Hoyle (2001) refers to two types of teacher professional knowledge: knowledge of content and knowledge of transmission, noting that:

The necessity of subject content knowledge is rarely questioned while the relevance of theories of transmission has always been questioned both outside the teaching profession and within. The competencies needed by teachers have also been widely contested … (Hoyle, 2001, p. 143)

From this, one could hypothesise that teachers are defensive about eroding the importance of their subject knowledge, and sensitive to suggestions that they are not yet masters of pedagogy. Hoyle (2001) notes that teaching was in the process of professionalisation (acquiring the prestige associated with a profession) for much of the twentieth century. This involved strengthening the university connection by consolidating an all-graduate occupation – again demonstrating the importance placed on mastery of specialised knowledge – and this may have caused teachers to see the constructivist/connectivist movements, associated with technology-rich learning environments, as threats.

The debate about ‘new professionalism’ in teaching was another focus area for Hoyle (2001). The ‘new professionalism’ agenda, which was designed to enhance the prestige of teaching, involved the adoption of ‘managerialism, technological innovation, competition and rigorous accountability’ (Hoyle, 2001, p. 148). The approach was, in Hoyle’s view, unlikely to enhance prestige, because the teachers’ clients would still be children. Even transforming education to a point where professionals with technical and managerial skills performed instructional duties would not necessarily lead to an improvement in prestige; however, the change in the nature of interpersonal relationships between teachers and students could lead to a loss of esteem in the eyes of the community in general.

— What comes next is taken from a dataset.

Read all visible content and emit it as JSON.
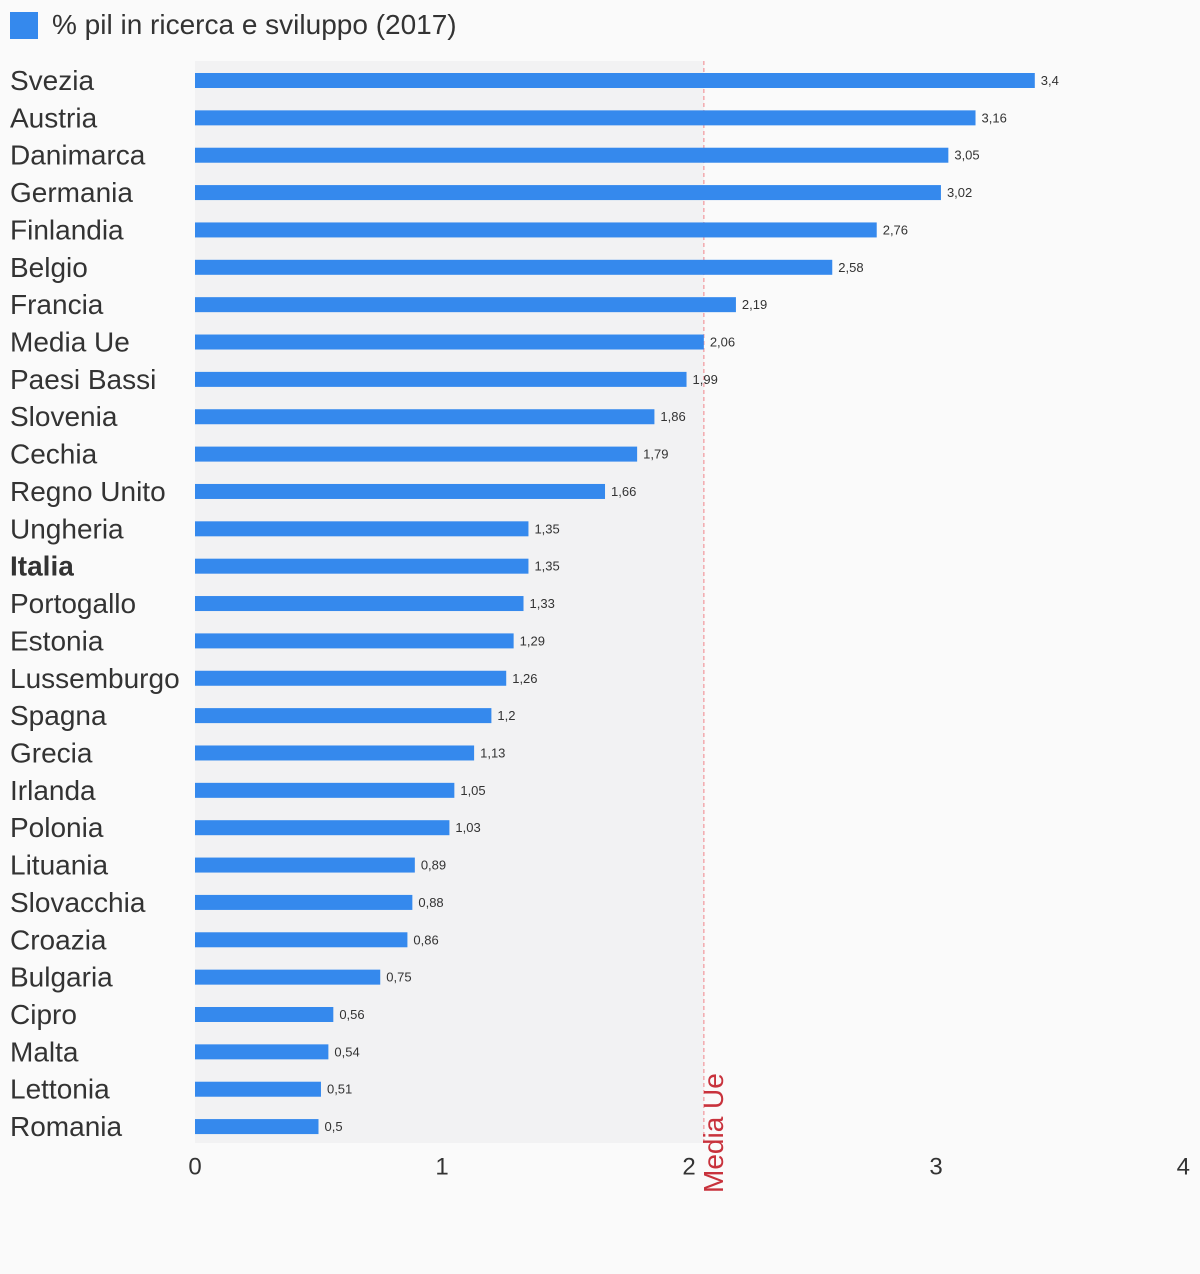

The impediments to the adoption of digital technology in the learning process didn’t just revolve around practical considerations, such as access to technology and time for professional development, planning and finding or creating digital material. The desire of some teachers to maintain their position as ‘gatekeepers of knowledge’, and their concerns about technology diluting their relationships with their students, constituted more significant barriers.